By RONNIE ELLIS
CNHI News Service
At or near the top of every list of ways health care reformers see to hold down medical costs is unnecessary visits to hospital emergency rooms, usually by those on public assistance or unable to pay for the service.
In 2012 alone, Kentucky Medicaid spent more than $219 million on emergency room visits. During the same year, 4,400 of Kentucky’s Medicaid clients used the emergency 10 or more times. One went 121 times to the emergency room and another used the ER 30 separate times.
Gov. Steve Beshear announced on Wednesday that Kentucky is one of seven states chosen by the National Governors Association to work together to find ways to improve state health care and target care for such “super-utilizers” of costly medical services at ERs.
Such people often wait to seek medical attention until problems become acute — or they simply use the ER as their primary care provider.
But outside of trauma events, ER services tend to be less effective and far more costly. One of the ways Kentucky’s Medicaid Managed Care system aims to hold down growth in overall Medicaid costs is by reducing visits to ERs through more preventive care and placing Medicaid recipients with primary care providers.
On top of that, Kentucky ranks at or near the bottom of national health ratings including for such diseases as cancer, heart disease and diabetes.
Kentucky Medicaid Commissioner Larry Kissner told lawmakers in May and June that emergency room visits as well as the number of prescriptions written for Medicaid recipients have declined since the implementation of managed care.
But in announcing Kentucky’s participation in multi-state effort to provide more coordination and targeted services for super-utilizers said further reductions in the number of ER visits and costs are needed.
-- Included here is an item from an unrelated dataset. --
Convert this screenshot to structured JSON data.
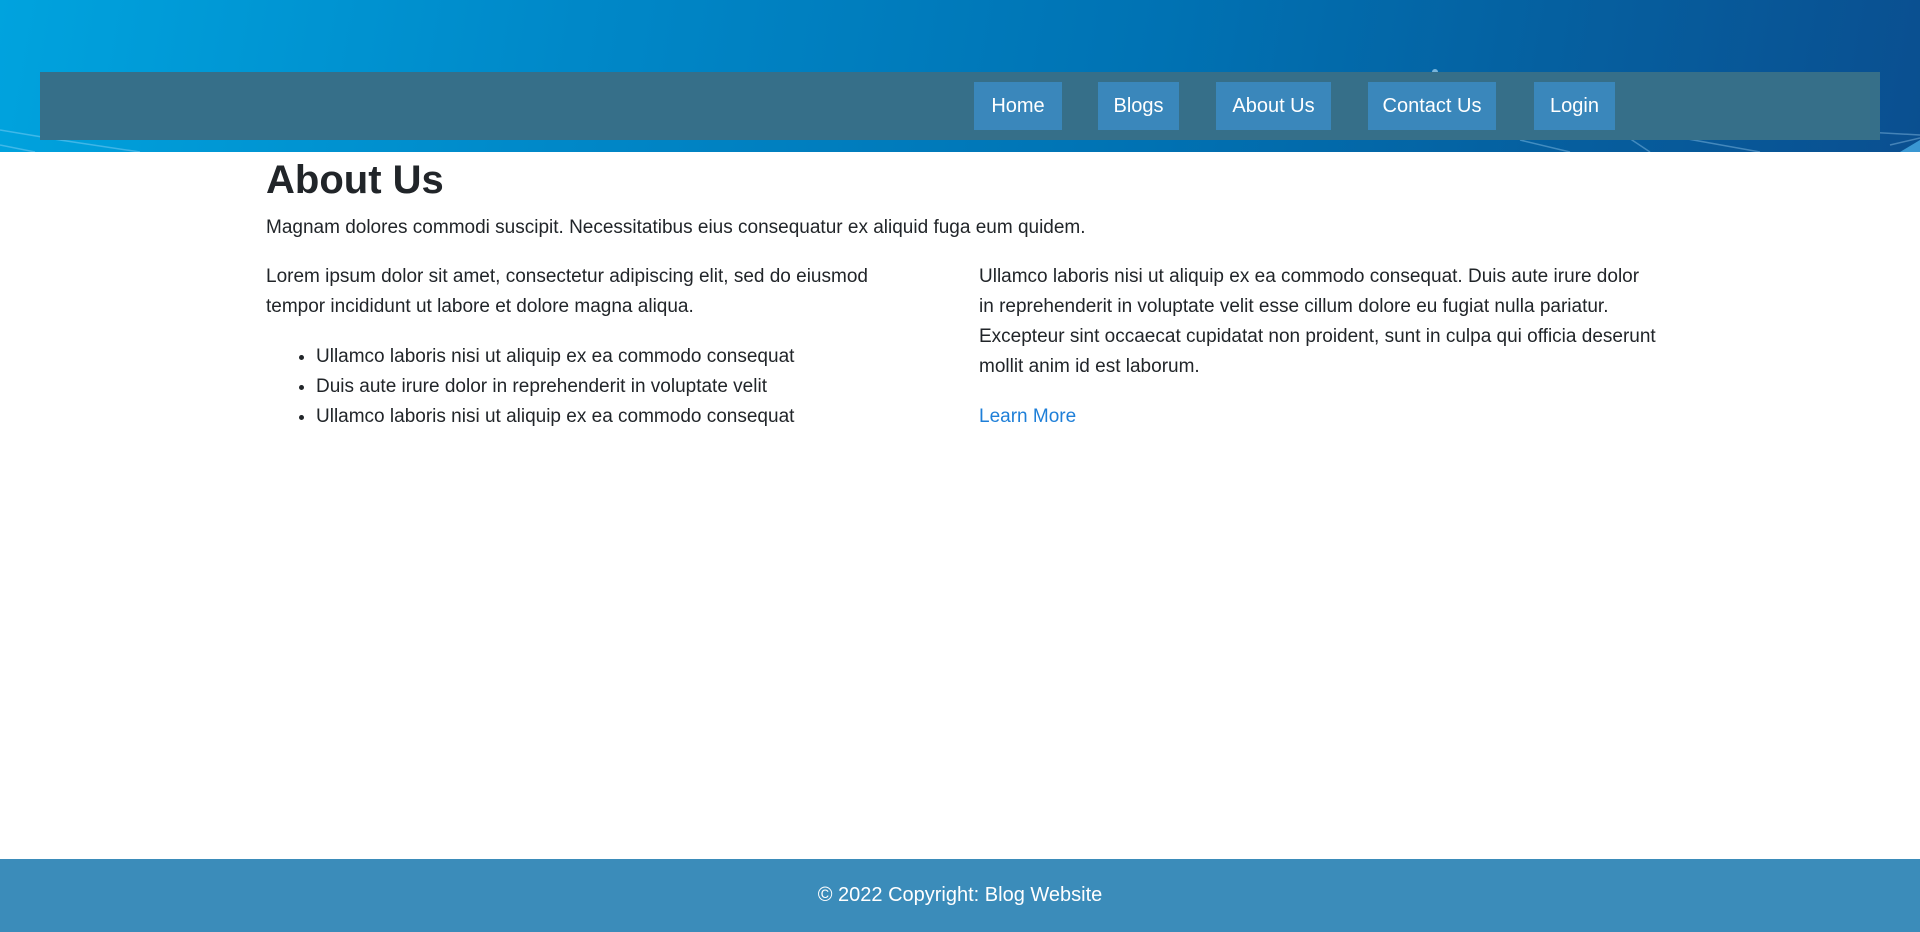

“Across the nation an understanding has been growing that we must focus our efforts on providing the best in coordinated care, helping to direct individuals who may be using more expensive, less effective services to more cost-efficient preventive services that provide better health outcomes in the long run,” Beshear said in a statement released by his office.
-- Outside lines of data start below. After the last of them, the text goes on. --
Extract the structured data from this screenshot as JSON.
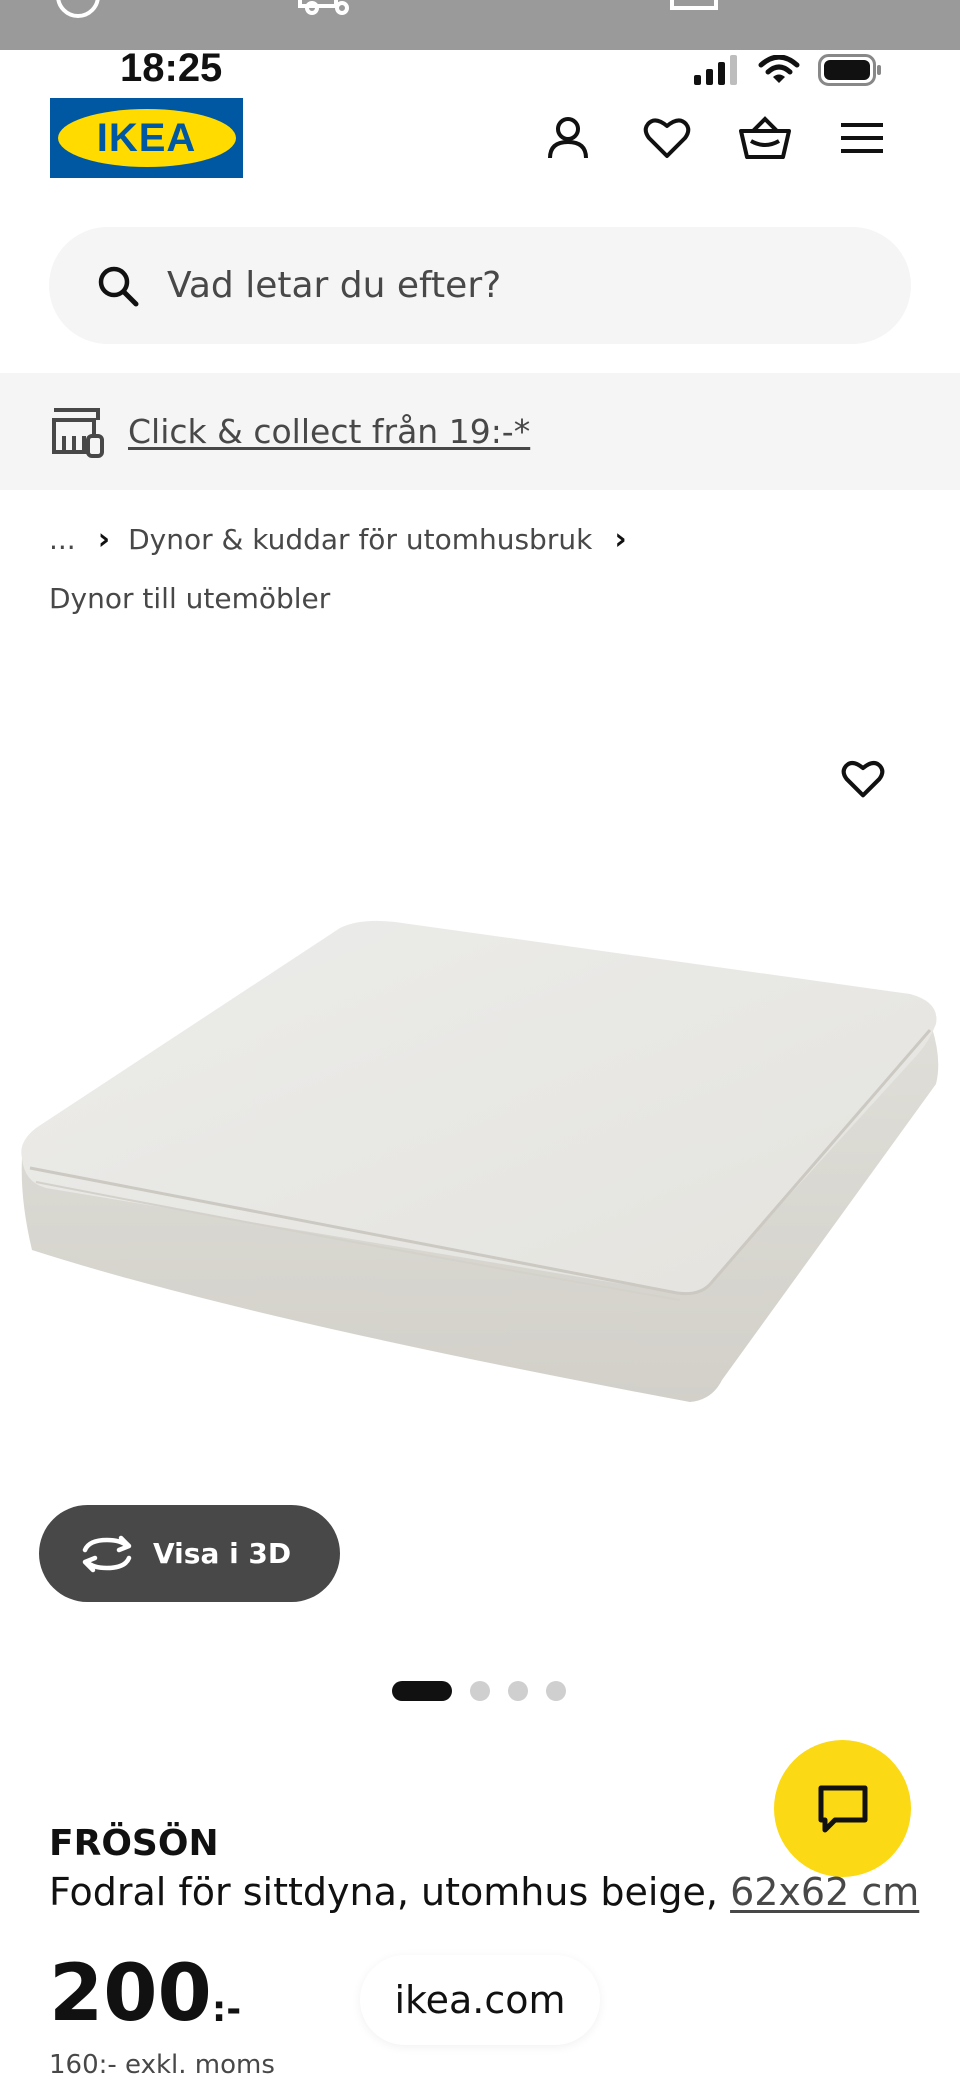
{
  "status_bar": {
    "time": "18:25"
  },
  "header": {
    "logo_text": "IKEA",
    "icons": [
      "profile-icon",
      "heart-icon",
      "basket-icon",
      "menu-icon"
    ]
  },
  "search": {
    "placeholder": "Vad letar du efter?"
  },
  "promo": {
    "link": "Click & collect från 19:-*",
    "icon": "store-pickup-icon"
  },
  "breadcrumb": {
    "ellipsis": "...",
    "items": [
      "Dynor & kuddar för utomhusbruk",
      "Dynor till utemöbler"
    ]
  },
  "gallery": {
    "view3d_label": "Visa i 3D",
    "slide_count": 4,
    "active_slide": 1
  },
  "product": {
    "name": "FRÖSÖN",
    "description": "Fodral för sittdyna, utomhus beige, ",
    "size_link": "62x62 cm",
    "price": "200",
    "price_suffix": ":-",
    "price_ex_vat": "160:- exkl. moms"
  },
  "browser": {
    "domain": "ikea.com"
  },
  "colors": {
    "ikea_blue": "#0058a3",
    "ikea_yellow": "#ffdb00",
    "chat_yellow": "#fbd914",
    "text_dark": "#111111",
    "text_grey": "#484848",
    "bar_grey": "#f5f5f5"
  }
}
“It is by achieving these outcomes that we will build a healthier future for Kentucky,” he said.
The Developing State-Level Capacity to Support Super-Utilizers program is designed to help states create regulations, data systems, financing systems and relationships with providers and other stake holders in the delivery of high-quality, comprehensive services for those over using ER services.
The other participating states in the collaborative program are Alaska, Colorado, New Mexico, West Virginia and Wisconsin as well as Puerto Rico. Funding is provided by the Robert Wood Johnson Foundation and Atlantic Philanthropies.
They will receive assistance from the NGA staff and faculty experts, private consultants and research organizations.
“Kentucky has too long lagged behind in health rankings, and now is the time for us to begin truly moving the needle in the right direction,” said Audrey Tayse Haynes, secretary of the Cabinet for Health and Family Services which houses Medicaid.
“By participating in this national effort,’ Haynes said, “we can learn what has worked for other states and share Kentucky’s experience as well.”